Spoiler alert: Today was a really good day!
It didn’t seem to start that way when the Aviemore Youth Hostel fire alarm went off at 3am and we all had to stand out in the parking lot for half an hour. Eventually we were all allowed back in and I reset my ambitious 6am alarm for 6:30am. At 6:30am nobody else in my dorm was stirring so I did my best to strip my bunk, gather all my stuff, and creep out in one go. I don’t know of anything missing yet so it may have worked.
I ate a still-cautious breakfast and got on the road around 7:30am. Sunny! Yay! Some lovely bike paths out of town through open birch woodland and occasional heathland.
Bike path leaving Aviemore
After about 11 miles the route went through Carrbridge and past a rather elegant bridge ruin. That ain’t no car-bridge I hear you say, and you’d be correct. It was apparently a pack horse bridge.
Old pack horse bridge in Carrbridge
Soon after that I’d completed the gentle series of climbs up from Aviemore, and the path toward Inverness has an abundance of lovely downhills.
Scots Pines in Scotland
Into Inverness past various Battle of Culloden sites including some that Kata and I visited a few years back. At 40 miles in I’d planned to stop for coffee and cake in Inverness but was somehow uninspired. I refueled with snacks I had and pressed on over the Beauly Firth bridge. Confusingly, it seems that Inverness is where the River Ness flows into the Beauly Firth and then all that becomes the Moray Firth. Maybe there is a River Moray in the mix somewhere.
Over the next block of land to the Cromarty Firth, Cromarty being one of those places that many Brits know the name of but not where it is, because it is a location on the traditional radio shipping forecast. Anyhow, that was 54 miles, half way, and so I stopped for lunch in Dingwall at Batty’s Baps. Still gloriously sunny.
A seagull quickly swooped in to scavenge when a party left
Along the firth-side and then up over some hills again afforded good views out to the Dornoch Firth. For a while I even removed my bright yellow “arms” and was just wearing the short sleeved bike jersey on top.
Looking out to the Dornoch Firth
From there it was down to the Kyle of Sutherland and upstream for a while. At some point there was an extremely narrow bike path beside a railway that ended up crossing the river via a cool addition to the railway bridge.
Narrow bike path covered in beech nut shells
Railway bridge with bike addition
Shortly after that the route turned to follow the River Shin upstream, via the Falls of Shin, and on to Lairg. It was wonderful to be out riding in lovely weather and beautiful scenery!

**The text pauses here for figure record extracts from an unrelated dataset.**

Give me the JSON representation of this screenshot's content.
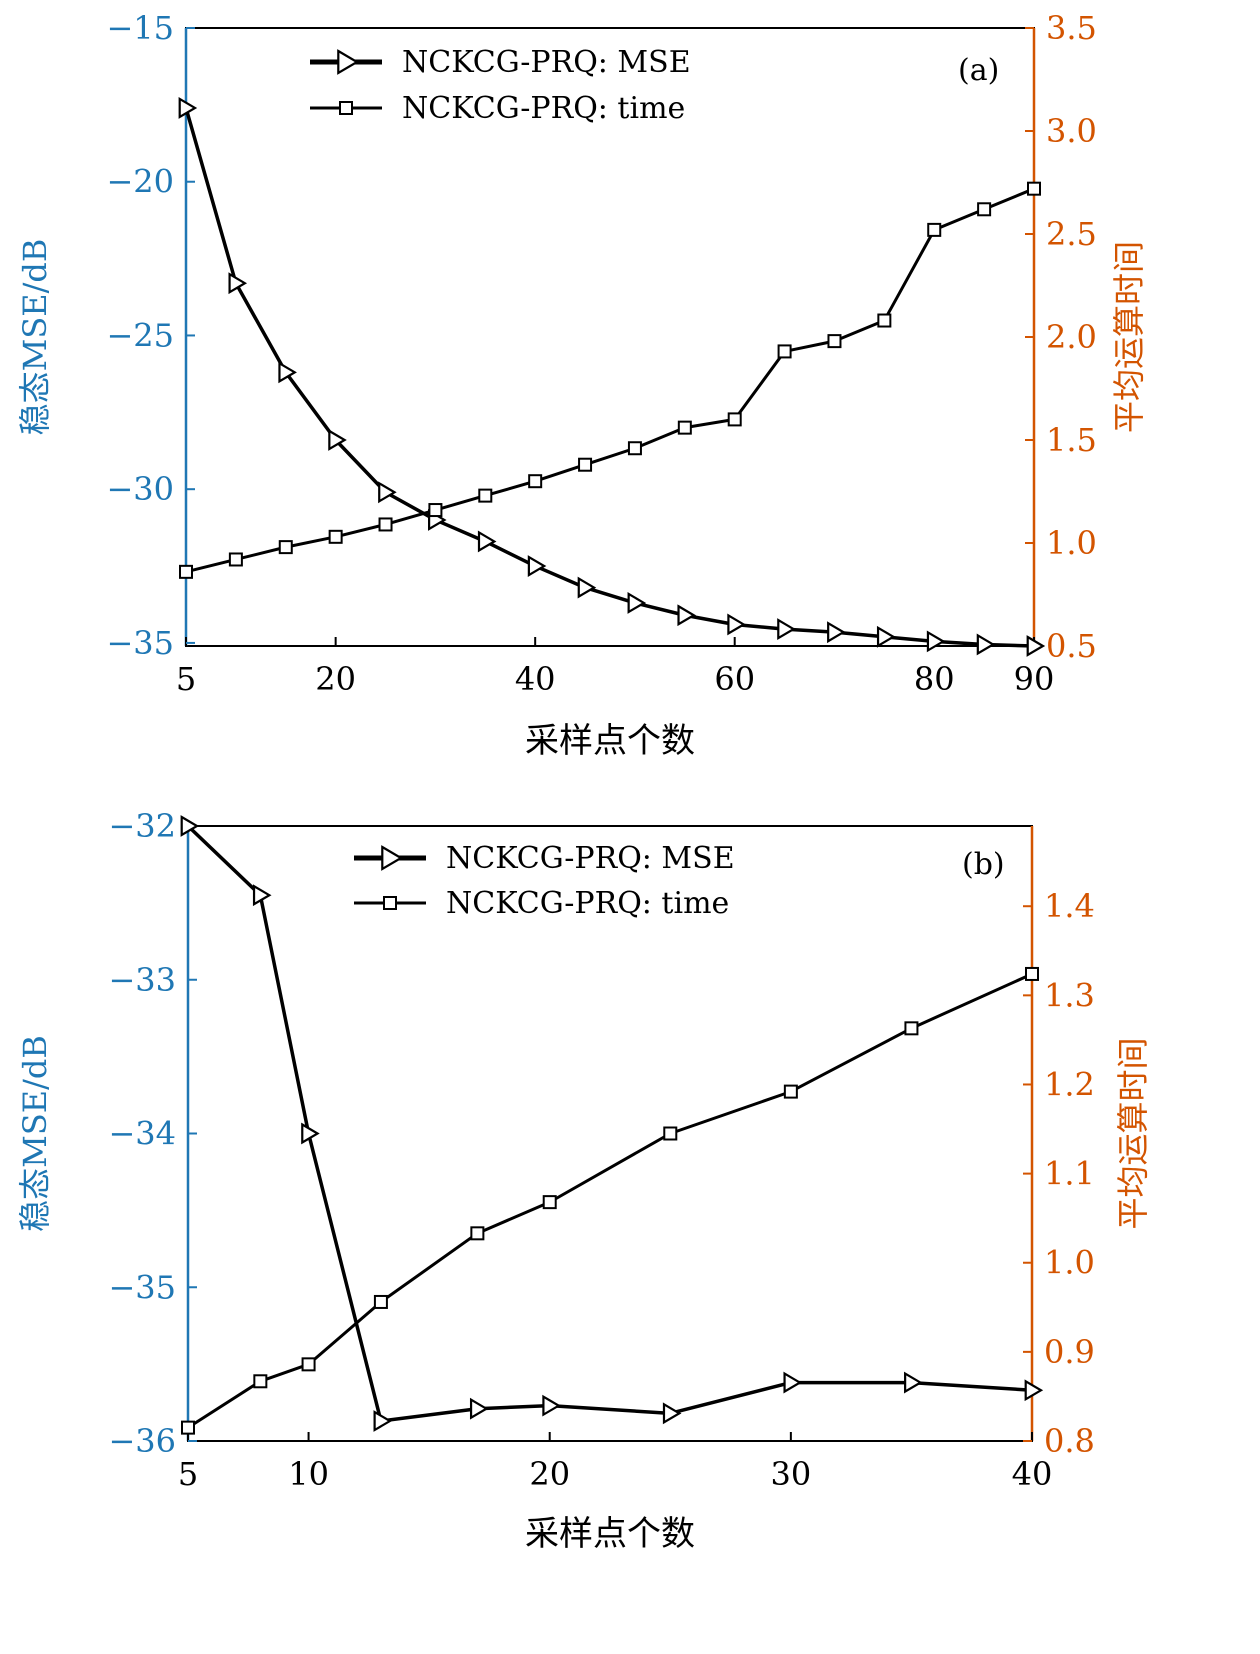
{
  "colors": {
    "left_axis": "#1f77b4",
    "right_axis": "#d35400",
    "series": "#000000"
  },
  "chart_data": [
    {
      "type": "line",
      "panel_label": "(a)",
      "xlabel": "采样点个数",
      "ylabel_left": "稳态MSE/dB",
      "ylabel_right": "平均运算时间",
      "xlim": [
        5,
        90
      ],
      "ylim_left": [
        -35.1,
        -15
      ],
      "ylim_right": [
        0.5,
        3.5
      ],
      "xticks": [
        5,
        20,
        40,
        60,
        80,
        90
      ],
      "yticks_left": [
        -15,
        -20,
        -25,
        -30,
        -35
      ],
      "yticks_right": [
        "3.5",
        "3.0",
        "2.5",
        "2.0",
        "1.5",
        "1.0",
        "0.5"
      ],
      "legend_position": "top-center",
      "series": [
        {
          "name": "NCKCG-PRQ: MSE",
          "axis": "left",
          "marker": "triangle-right",
          "x": [
            5,
            10,
            15,
            20,
            25,
            30,
            35,
            40,
            45,
            50,
            55,
            60,
            65,
            70,
            75,
            80,
            85,
            90
          ],
          "values": [
            -17.6,
            -23.3,
            -26.2,
            -28.4,
            -30.1,
            -31.0,
            -31.7,
            -32.5,
            -33.2,
            -33.7,
            -34.1,
            -34.4,
            -34.55,
            -34.65,
            -34.8,
            -34.95,
            -35.05,
            -35.1
          ]
        },
        {
          "name": "NCKCG-PRQ: time",
          "axis": "right",
          "marker": "square",
          "x": [
            5,
            10,
            15,
            20,
            25,
            30,
            35,
            40,
            45,
            50,
            55,
            60,
            65,
            70,
            75,
            80,
            85,
            90
          ],
          "values": [
            0.86,
            0.92,
            0.98,
            1.03,
            1.09,
            1.16,
            1.23,
            1.3,
            1.38,
            1.46,
            1.56,
            1.6,
            1.93,
            1.98,
            2.08,
            2.52,
            2.62,
            2.72
          ]
        }
      ]
    },
    {
      "type": "line",
      "panel_label": "(b)",
      "xlabel": "采样点个数",
      "ylabel_left": "稳态MSE/dB",
      "ylabel_right": "平均运算时间",
      "xlim": [
        5,
        40
      ],
      "ylim_left": [
        -36,
        -32
      ],
      "ylim_right": [
        0.8,
        1.49
      ],
      "xticks": [
        5,
        10,
        20,
        30,
        40
      ],
      "yticks_left": [
        -32,
        -33,
        -34,
        -35,
        -36
      ],
      "yticks_right": [
        "1.4",
        "1.3",
        "1.2",
        "1.1",
        "1.0",
        "0.9",
        "0.8"
      ],
      "legend_position": "top-center",
      "series": [
        {
          "name": "NCKCG-PRQ: MSE",
          "axis": "left",
          "marker": "triangle-right",
          "x": [
            5,
            8,
            10,
            13,
            17,
            20,
            25,
            30,
            35,
            40
          ],
          "values": [
            -32.0,
            -32.45,
            -34.0,
            -35.87,
            -35.79,
            -35.77,
            -35.82,
            -35.62,
            -35.62,
            -35.67
          ]
        },
        {
          "name": "NCKCG-PRQ: time",
          "axis": "right",
          "marker": "square",
          "x": [
            5,
            8,
            10,
            13,
            17,
            20,
            25,
            30,
            35,
            40
          ],
          "values": [
            0.815,
            0.867,
            0.886,
            0.956,
            1.033,
            1.068,
            1.145,
            1.192,
            1.263,
            1.324
          ]
        }
      ]
    }
  ]
}
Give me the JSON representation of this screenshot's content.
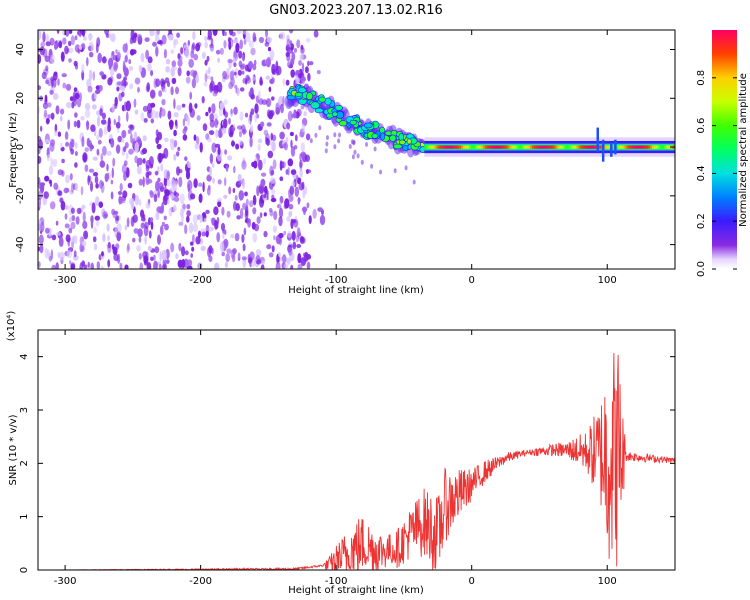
{
  "title": "GN03.2023.207.13.02.R16",
  "chart_data": [
    {
      "type": "heatmap",
      "xlabel": "Height of straight line (km)",
      "ylabel": "Frequency (Hz)",
      "xlim": [
        -320,
        150
      ],
      "ylim": [
        -50,
        48
      ],
      "x_ticks": [
        -300,
        -200,
        -100,
        0,
        100
      ],
      "y_ticks": [
        -40,
        -20,
        0,
        20,
        40
      ],
      "colorbar": {
        "label": "Normalized spectral amplitude",
        "range": [
          0,
          1
        ],
        "ticks": [
          0.0,
          0.2,
          0.4,
          0.6,
          0.8
        ],
        "tick_labels": [
          "0.0",
          "0.2",
          "0.4",
          "0.6",
          "0.8"
        ]
      },
      "features": {
        "noise_x_range": [
          -320,
          -120
        ],
        "ridge": [
          {
            "x": -135,
            "freq": 21,
            "amp": 0.55
          },
          {
            "x": -125,
            "freq": 22,
            "amp": 0.6
          },
          {
            "x": -110,
            "freq": 17,
            "amp": 0.45
          },
          {
            "x": -100,
            "freq": 14,
            "amp": 0.5
          },
          {
            "x": -90,
            "freq": 11,
            "amp": 0.5
          },
          {
            "x": -80,
            "freq": 8,
            "amp": 0.55
          },
          {
            "x": -70,
            "freq": 6,
            "amp": 0.5
          },
          {
            "x": -60,
            "freq": 4,
            "amp": 0.5
          },
          {
            "x": -50,
            "freq": 2,
            "amp": 0.55
          },
          {
            "x": -40,
            "freq": 0,
            "amp": 0.6
          }
        ],
        "carrier": {
          "freq": 0,
          "x_range": [
            -35,
            150
          ],
          "amp": 0.95
        }
      }
    },
    {
      "type": "line",
      "xlabel": "Height of straight line (km)",
      "ylabel": "SNR (10 * v/v)",
      "y_multiplier": "(x10⁴)",
      "xlim": [
        -320,
        150
      ],
      "ylim": [
        0,
        4.5
      ],
      "x_ticks": [
        -300,
        -200,
        -100,
        0,
        100
      ],
      "y_ticks": [
        0,
        1,
        2,
        3,
        4
      ],
      "color": "#ee3333",
      "profile": [
        {
          "x": -320,
          "y": 0.0
        },
        {
          "x": -130,
          "y": 0.02
        },
        {
          "x": -105,
          "y": 0.1
        },
        {
          "x": -95,
          "y": 0.25
        },
        {
          "x": -80,
          "y": 0.5
        },
        {
          "x": -70,
          "y": 0.35
        },
        {
          "x": -55,
          "y": 0.4
        },
        {
          "x": -45,
          "y": 0.7
        },
        {
          "x": -35,
          "y": 0.9
        },
        {
          "x": -25,
          "y": 0.6
        },
        {
          "x": -20,
          "y": 1.2
        },
        {
          "x": -10,
          "y": 1.4
        },
        {
          "x": 0,
          "y": 1.6
        },
        {
          "x": 10,
          "y": 1.85
        },
        {
          "x": 25,
          "y": 2.1
        },
        {
          "x": 40,
          "y": 2.2
        },
        {
          "x": 60,
          "y": 2.25
        },
        {
          "x": 75,
          "y": 2.25
        },
        {
          "x": 90,
          "y": 2.2
        },
        {
          "x": 110,
          "y": 2.15
        },
        {
          "x": 130,
          "y": 2.1
        },
        {
          "x": 150,
          "y": 2.05
        }
      ],
      "noise_amplitude": [
        {
          "x": -320,
          "a": 0.0
        },
        {
          "x": -110,
          "a": 0.02
        },
        {
          "x": -100,
          "a": 0.3
        },
        {
          "x": -85,
          "a": 0.6
        },
        {
          "x": -60,
          "a": 0.3
        },
        {
          "x": -45,
          "a": 0.5
        },
        {
          "x": -25,
          "a": 0.8
        },
        {
          "x": -10,
          "a": 0.5
        },
        {
          "x": 0,
          "a": 0.3
        },
        {
          "x": 20,
          "a": 0.12
        },
        {
          "x": 40,
          "a": 0.05
        },
        {
          "x": 70,
          "a": 0.15
        },
        {
          "x": 85,
          "a": 0.4
        },
        {
          "x": 95,
          "a": 1.0
        },
        {
          "x": 100,
          "a": 2.0
        },
        {
          "x": 108,
          "a": 2.2
        },
        {
          "x": 114,
          "a": 0.1
        },
        {
          "x": 150,
          "a": 0.05
        }
      ]
    }
  ]
}
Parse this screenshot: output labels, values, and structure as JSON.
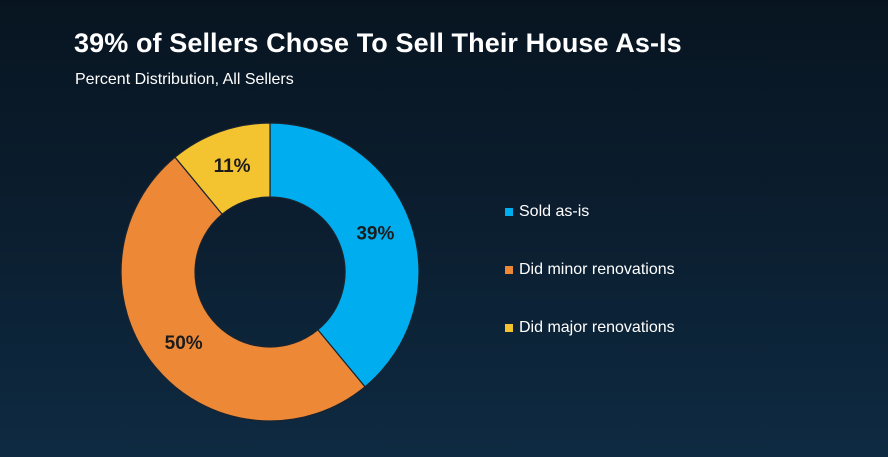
{
  "title": "39% of Sellers Chose To Sell Their House As-Is",
  "subtitle": "Percent Distribution, All Sellers",
  "chart_data": {
    "type": "pie",
    "variant": "donut",
    "title": "39% of Sellers Chose To Sell Their House As-Is",
    "subtitle": "Percent Distribution, All Sellers",
    "categories": [
      "Sold as-is",
      "Did minor renovations",
      "Did major renovations"
    ],
    "values": [
      39,
      50,
      11
    ],
    "labels": [
      "39%",
      "50%",
      "11%"
    ],
    "colors": [
      "#00aeef",
      "#ed8936",
      "#f4c430"
    ],
    "legend_position": "right"
  }
}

The Falls of Shin, I almost expected kayakers to appear and start “hucking” the falls
Me by the Falls of Shin
From Lairg it was about 12 miles of increasingly open county to The Crask Inn, my destination. No houses between Lairg and the Inn, except the adjacent one where the couple that used to run the inn live.
The Crask Inn
Today’s stats were: 107 miles, 5,200 feet of elevation (in the middle of the range) in just under 8 hours on the saddle. Not only was it a beautiful day but I also felt physically good right to the end — in fact the last 10-15 miles were exhilarating fast riding across the open moorland.